Let me know your thoughts about the same and revert back in case of any further query.

Thanks and Regards,

  BudMan said:

If your network range is 88-91 and S&S has only 91 -- then no its not setup correctly.. And yes that would/could cause you the exact problem you were seeing.

So I take is your S&S is now using the correct address space? And your machines are using local DCs now?

Glad to hear you got it worked out... Its been a drawn out process it seems.. Curious why you don't just manage your network and AD in house?? You seem to have IT in house -- what exactly do they do other then have to fight with the management company on how to setup network correctly;);)

I am still waiting on the AD Management Team to make the change. I have however contacted the Network Management Team requesting a list of IP's in use for all of the other centers so we can get S&S configured properly across the board. Right now they only have about 20 subnets listed and from my calculations there should be close to 30 subnets for the company.

On Outsourcing out Network/Windows management I have thought the same thing since I started this job. It is one of the main hurdles I deal with everyday when I need to get either the Network or Windows managenent team involved to resolve an issue. I have spoken to many people about it and it seems like the company who invested the majority of the funds into my company basically said IT had to be outsourced, end of story. Not something that I agree with but I have learned to deal with it. I am however very happy that they will be switching to a US based support company to replace the current company (India Based) that we are using now.

[bobbba]

  Frank said:

Well, here was the exact message they sent me. Their English is not very good so I got confused the first time I read it. I thought they were blaming our domain controller (locally) but it appears they were claiming that it was an issue with the local machines caching the DC.

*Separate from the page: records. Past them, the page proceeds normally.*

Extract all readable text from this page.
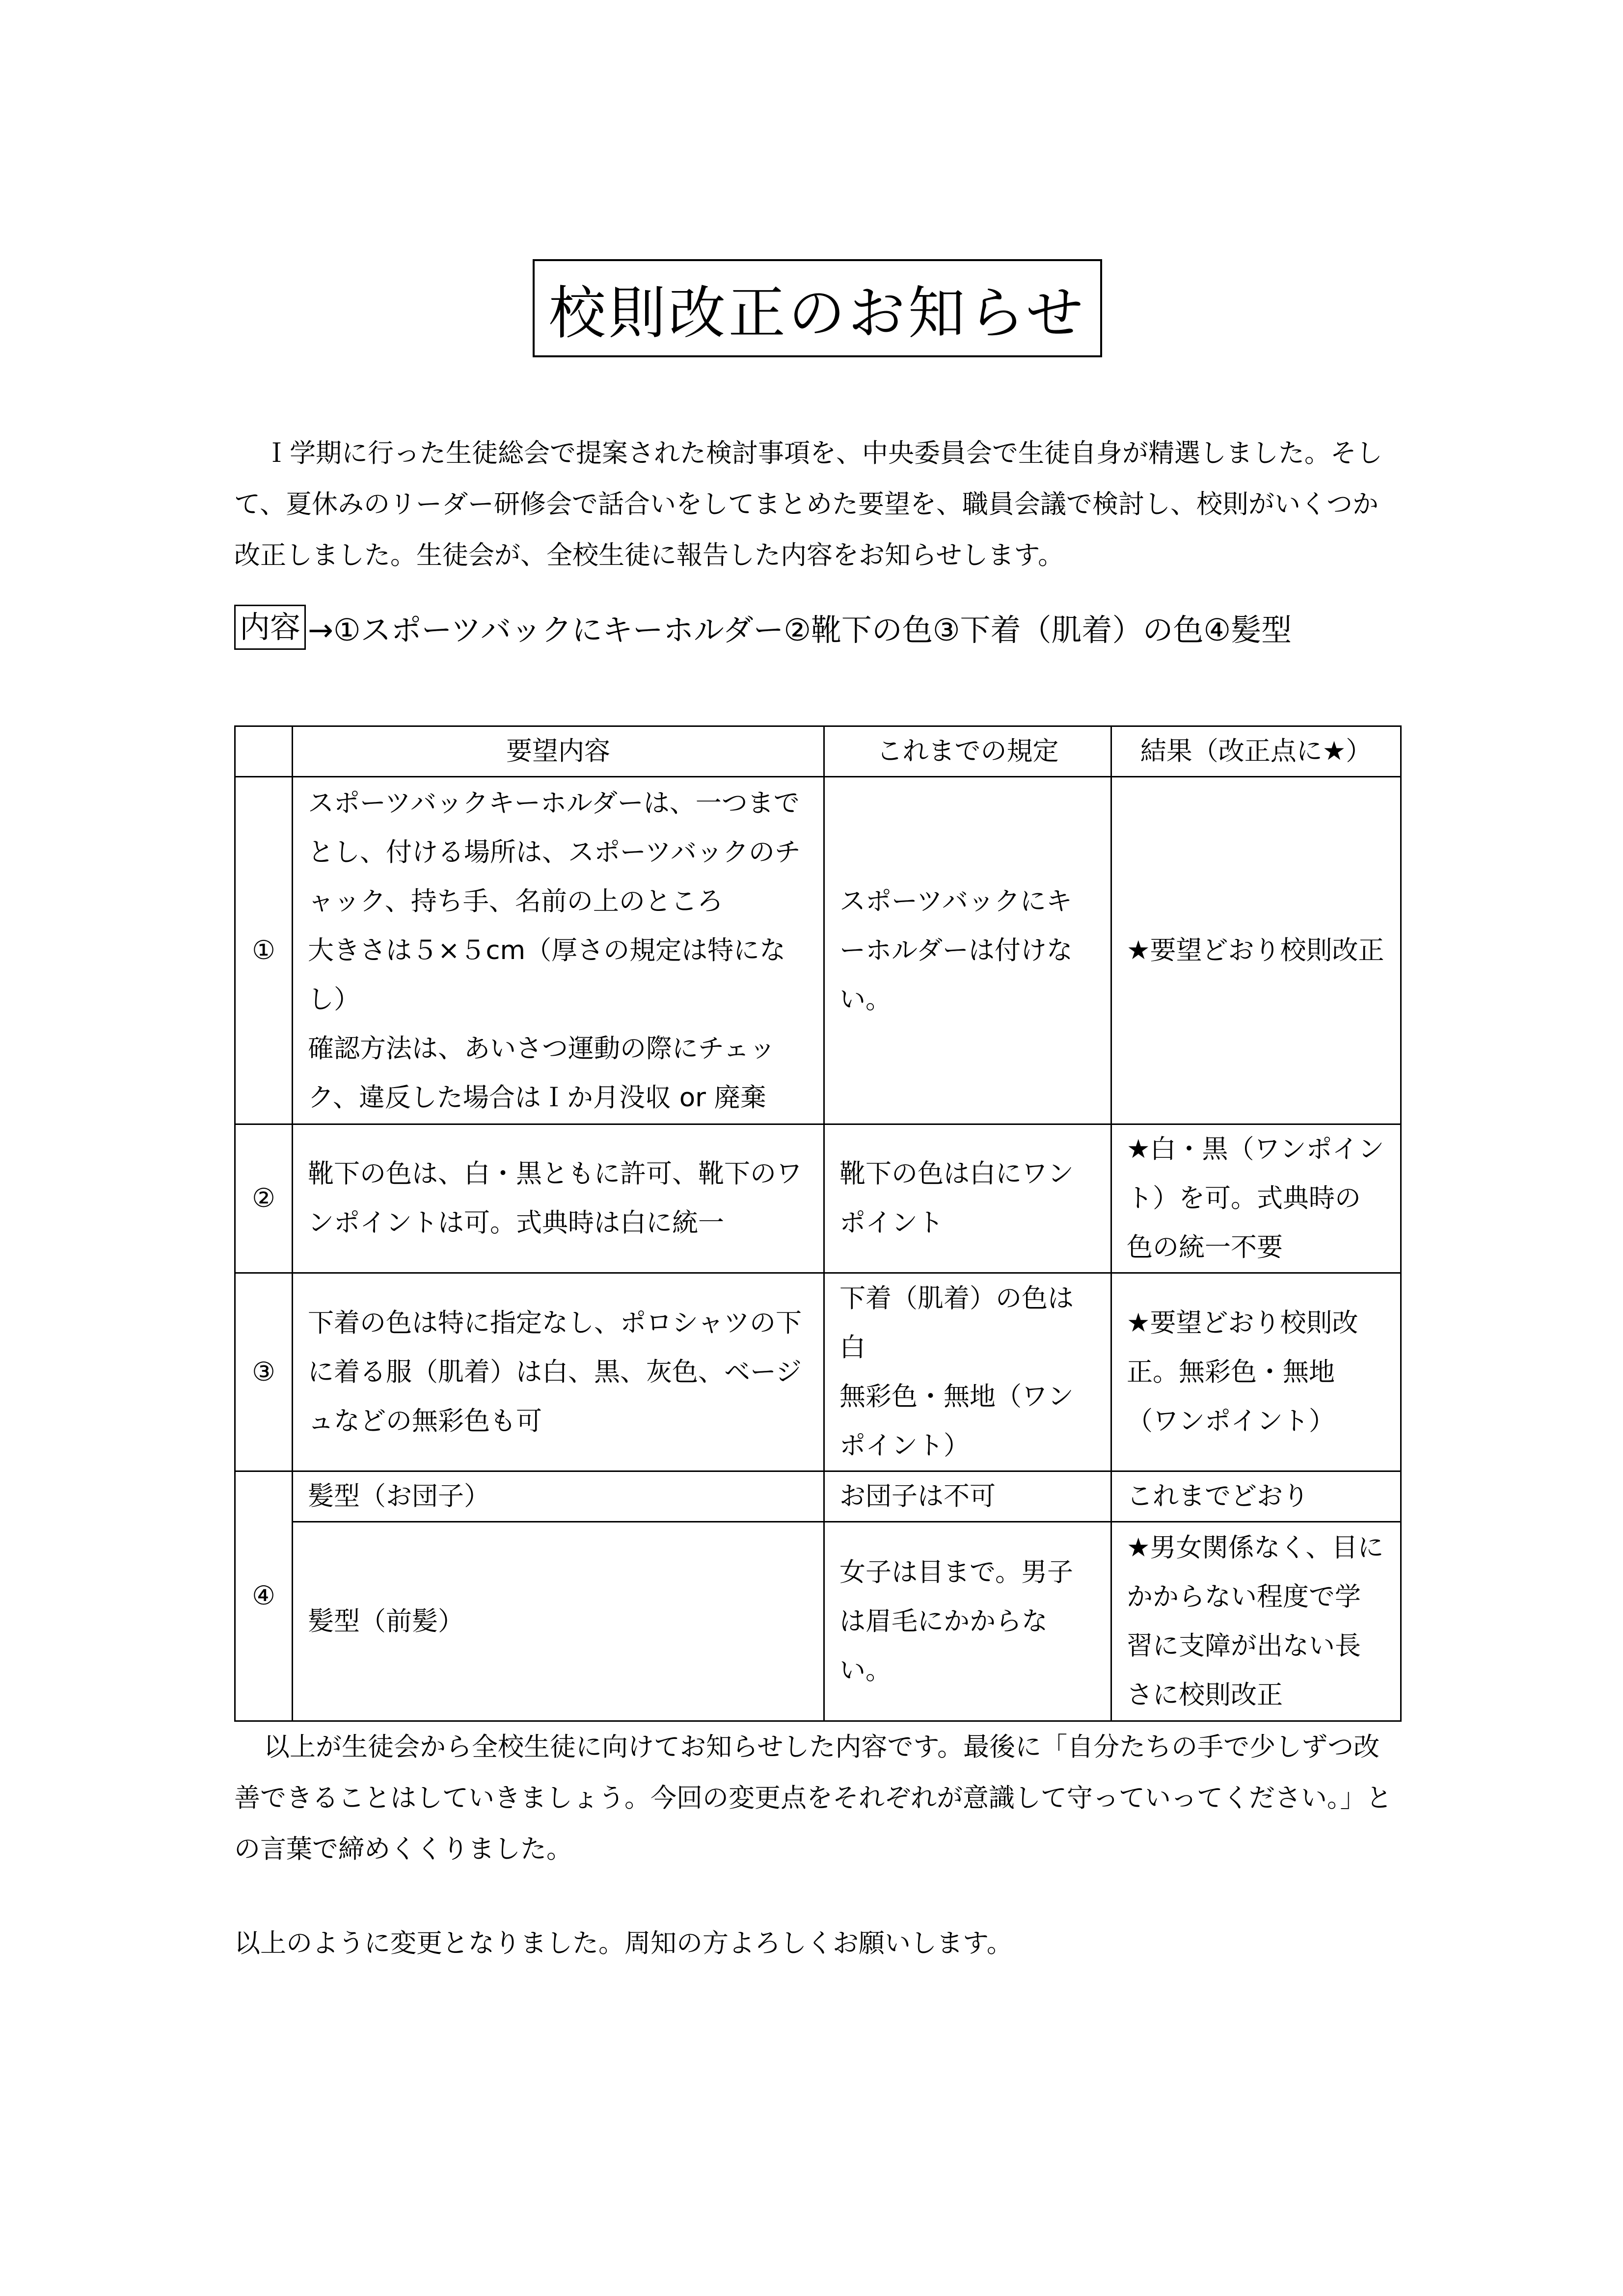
校則改正のお知らせ

Ｉ学期に行った生徒総会で提案された検討事項を、中央委員会で生徒自身が精選しました。そして、夏休みのリーダー研修会で話合いをしてまとめた要望を、職員会議で検討し、校則がいくつか改正しました。生徒会が、全校生徒に報告した内容をお知らせします。

内容 →①スポーツバックにキーホルダー②靴下の色③下着（肌着）の色④髪型
	要望内容	これまでの規定	結果（改正点に★）
①	スポーツバックキーホルダーは、一つまでとし、付ける場所は、スポーツバックのチャック、持ち手、名前の上のところ
大きさは５×５cm（厚さの規定は特になし）
確認方法は、あいさつ運動の際にチェック、違反した場合はＩか月没収 or 廃棄	スポーツバックにキーホルダーは付けない。	★要望どおり校則改正
②	靴下の色は、白・黒ともに許可、靴下のワンポイントは可。式典時は白に統一	靴下の色は白にワンポイント	★白・黒（ワンポイント）を可。式典時の色の統一不要
③	下着の色は特に指定なし、ポロシャツの下に着る服（肌着）は白、黒、灰色、ベージュなどの無彩色も可	下着（肌着）の色は白
無彩色・無地（ワンポイント）	★要望どおり校則改正。無彩色・無地（ワンポイント）
④	髪型（お団子）	お団子は不可	これまでどおり
	髪型（前髪）	女子は目まで。男子は眉毛にかからない。	★男女関係なく、目にかからない程度で学習に支障が出ない長さに校則改正

以上が生徒会から全校生徒に向けてお知らせした内容です。最後に「自分たちの手で少しずつ改善できることはしていきましょう。今回の変更点をそれぞれが意識して守っていってください。」との言葉で締めくくりました。

以上のように変更となりました。周知の方よろしくお願いします。
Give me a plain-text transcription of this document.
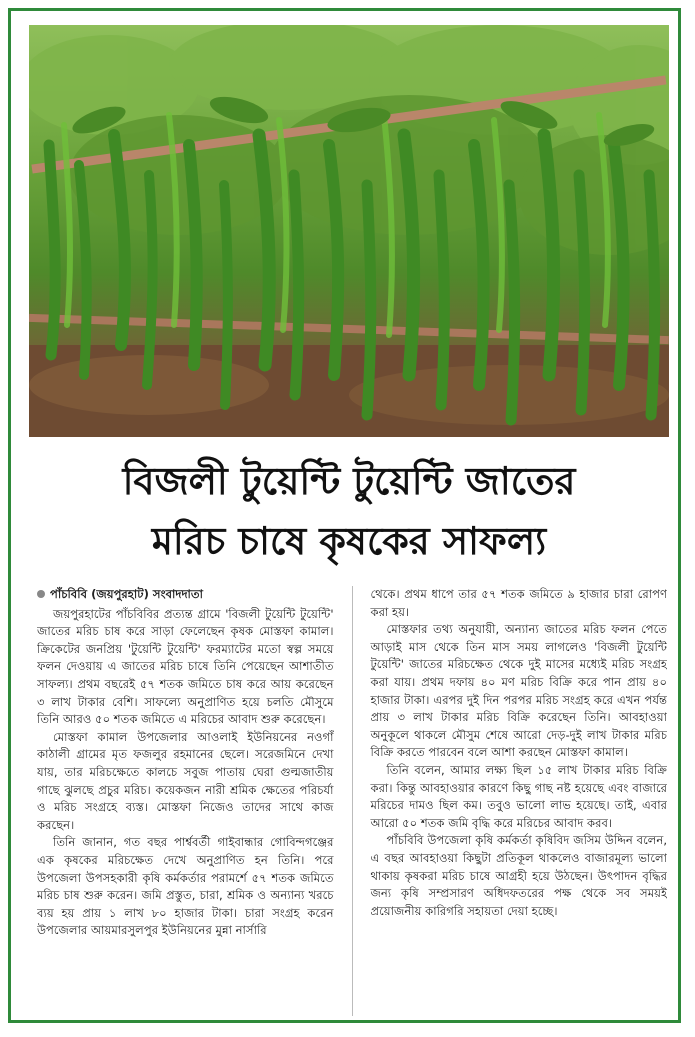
বিজলী টুয়েন্টি টুয়েন্টি জাতের
মরিচ চাষে কৃষকের সাফল্য
পাঁচবিবি (জয়পুরহাট) সংবাদদাতা

জয়পুরহাটের পাঁচবিবির প্রত্যন্ত গ্রামে 'বিজলী টুয়েন্টি টুয়েন্টি' জাতের মরিচ চাষ করে সাড়া ফেলেছেন কৃষক মোস্তফা কামাল। ক্রিকেটের জনপ্রিয় 'টুয়েন্টি টুয়েন্টি' ফরম্যাটের মতো স্বল্প সময়ে ফলন দেওয়ায় এ জাতের মরিচ চাষে তিনি পেয়েছেন আশাতীত সাফল্য। প্রথম বছরেই ৫৭ শতক জমিতে চাষ করে আয় করেছেন ৩ লাখ টাকার বেশি। সাফল্যে অনুপ্রাণিত হয়ে চলতি মৌসুমে তিনি আরও ৫০ শতক জমিতে এ মরিচের আবাদ শুরু করেছেন।

মোস্তফা কামাল উপজেলার আওলাই ইউনিয়নের নওগাঁ কাঠালী গ্রামের মৃত ফজলুর রহমানের ছেলে। সরেজমিনে দেখা যায়, তার মরিচক্ষেতে কালচে সবুজ পাতায় ঘেরা গুল্মজাতীয় গাছে ঝুলছে প্রচুর মরিচ। কয়েকজন নারী শ্রমিক ক্ষেতের পরিচর্যা ও মরিচ সংগ্রহে ব্যস্ত। মোস্তফা নিজেও তাদের সাথে কাজ করছেন।

তিনি জানান, গত বছর পার্শ্ববর্তী গাইবান্ধার গোবিন্দগঞ্জের এক কৃষকের মরিচক্ষেত দেখে অনুপ্রাণিত হন তিনি। পরে উপজেলা উপসহকারী কৃষি কর্মকর্তার পরামর্শে ৫৭ শতক জমিতে মরিচ চাষ শুরু করেন। জমি প্রস্তুত, চারা, শ্রমিক ও অন্যান্য খরচে ব্যয় হয় প্রায় ১ লাখ ৮০ হাজার টাকা। চারা সংগ্রহ করেন উপজেলার আয়মারসুলপুর ইউনিয়নের মুন্না নার্সারি

থেকে। প্রথম ধাপে তার ৫৭ শতক জমিতে ৯ হাজার চারা রোপণ করা হয়।

মোস্তফার তথ্য অনুযায়ী, অন্যান্য জাতের মরিচ ফলন পেতে আড়াই মাস থেকে তিন মাস সময় লাগলেও 'বিজলী টুয়েন্টি টুয়েন্টি' জাতের মরিচক্ষেত থেকে দুই মাসের মধ্যেই মরিচ সংগ্রহ করা যায়। প্রথম দফায় ৪০ মণ মরিচ বিক্রি করে পান প্রায় ৪০ হাজার টাকা। এরপর দুই দিন পরপর মরিচ সংগ্রহ করে এখন পর্যন্ত প্রায় ৩ লাখ টাকার মরিচ বিক্রি করেছেন তিনি। আবহাওয়া অনুকূলে থাকলে মৌসুম শেষে আরো দেড়-দুই লাখ টাকার মরিচ বিক্রি করতে পারবেন বলে আশা করছেন মোস্তফা কামাল।

তিনি বলেন, আমার লক্ষ্য ছিল ১৫ লাখ টাকার মরিচ বিক্রি করা। কিন্তু আবহাওয়ার কারণে কিছু গাছ নষ্ট হয়েছে এবং বাজারে মরিচের দামও ছিল কম। তবুও ভালো লাভ হয়েছে। তাই, এবার আরো ৫০ শতক জমি বৃদ্ধি করে মরিচের আবাদ করব।

পাঁচবিবি উপজেলা কৃষি কর্মকর্তা কৃষিবিদ জসিম উদ্দিন বলেন, এ বছর আবহাওয়া কিছুটা প্রতিকূল থাকলেও বাজারমূল্য ভালো থাকায় কৃষকরা মরিচ চাষে আগ্রহী হয়ে উঠছেন। উৎপাদন বৃদ্ধির জন্য কৃষি সম্প্রসারণ অধিদফতরের পক্ষ থেকে সব সময়ই প্রয়োজনীয় কারিগরি সহায়তা দেয়া হচ্ছে।
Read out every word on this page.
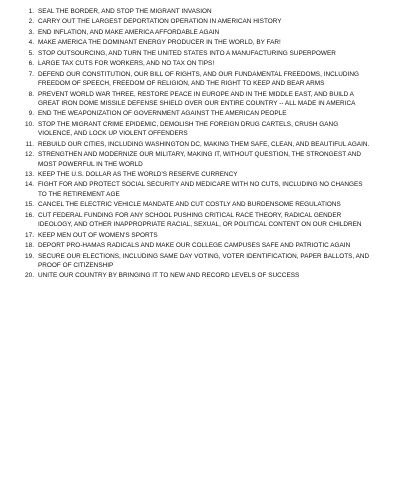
1. SEAL THE BORDER, AND STOP THE MIGRANT INVASION
2. CARRY OUT THE LARGEST DEPORTATION OPERATION IN AMERICAN HISTORY
3. END INFLATION, AND MAKE AMERICA AFFORDABLE AGAIN
4. MAKE AMERICA THE DOMINANT ENERGY PRODUCER IN THE WORLD, BY FAR!
5. STOP OUTSOURCING, AND TURN THE UNITED STATES INTO A MANUFACTURING SUPERPOWER
6. LARGE TAX CUTS FOR WORKERS, AND NO TAX ON TIPS!
7. DEFEND OUR CONSTITUTION, OUR BILL OF RIGHTS, AND OUR FUNDAMENTAL FREEDOMS, INCLUDING FREEDOM OF SPEECH, FREEDOM OF RELIGION, AND THE RIGHT TO KEEP AND BEAR ARMS
8. PREVENT WORLD WAR THREE, RESTORE PEACE IN EUROPE AND IN THE MIDDLE EAST, AND BUILD A GREAT IRON DOME MISSILE DEFENSE SHIELD OVER OUR ENTIRE COUNTRY -- ALL MADE IN AMERICA
9. END THE WEAPONIZATION OF GOVERNMENT AGAINST THE AMERICAN PEOPLE
10. STOP THE MIGRANT CRIME EPIDEMIC, DEMOLISH THE FOREIGN DRUG CARTELS, CRUSH GANG VIOLENCE, AND LOCK UP VIOLENT OFFENDERS
11. REBUILD OUR CITIES, INCLUDING WASHINGTON DC, MAKING THEM SAFE, CLEAN, AND BEAUTIFUL AGAIN.
12. STRENGTHEN AND MODERNIZE OUR MILITARY, MAKING IT, WITHOUT QUESTION, THE STRONGEST AND MOST POWERFUL IN THE WORLD
13. KEEP THE U.S. DOLLAR AS THE WORLD'S RESERVE CURRENCY
14. FIGHT FOR AND PROTECT SOCIAL SECURITY AND MEDICARE WITH NO CUTS, INCLUDING NO CHANGES TO THE RETIREMENT AGE
15. CANCEL THE ELECTRIC VEHICLE MANDATE AND CUT COSTLY AND BURDENSOME REGULATIONS
16. CUT FEDERAL FUNDING FOR ANY SCHOOL PUSHING CRITICAL RACE THEORY, RADICAL GENDER IDEOLOGY, AND OTHER INAPPROPRIATE RACIAL, SEXUAL, OR POLITICAL CONTENT ON OUR CHILDREN
17. KEEP MEN OUT OF WOMEN'S SPORTS
18. DEPORT PRO-HAMAS RADICALS AND MAKE OUR COLLEGE CAMPUSES SAFE AND PATRIOTIC AGAIN
19. SECURE OUR ELECTIONS, INCLUDING SAME DAY VOTING, VOTER IDENTIFICATION, PAPER BALLOTS, AND PROOF OF CITIZENSHIP
20. UNITE OUR COUNTRY BY BRINGING IT TO NEW AND RECORD LEVELS OF SUCCESS
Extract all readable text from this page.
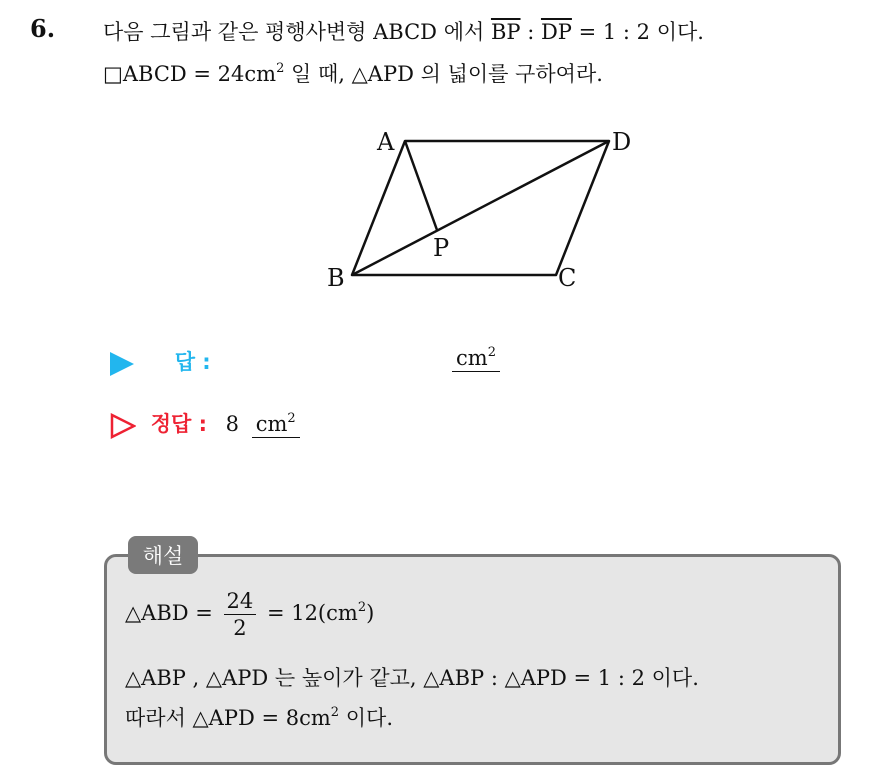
6. 다음 그림과 같은 평행사변형 ABCD 에서 $\overline{BP}$ : $\overline{DP} = 1$ : 2 이다.
□ABCD = $24cm^2$ 일 때, △APD 의 넓이를 구하여라.
A	D
B	C
P
답 :	$cm^2$
정답 : 8 $cm^2$
해설
△ABD = $\frac{24}{2} = 12(cm^2)$
△ABP , △APD 는 높이가 같고, △ABP : △APD = 1 : 2 이다.
따라서 △APD = $8cm^2$ 이다.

I don't see why the problem in the KB would change anything. It specifically states that the cache is built when the client is restarted.

"The domain controller locator in Windows XP and in Windows Server 2003 caches the name of a single domain controller. This client cache is not updated until the targeted domain controller stops responding to locator requests or until the client is restarted. Therefore, the client continues to send domain controller requests to the cached domain controller. "

Any caching of an incorrect DC would therefore be cleared after a reboot. If the AD sites and services are ok, they are going to pickup the correct DC at this point.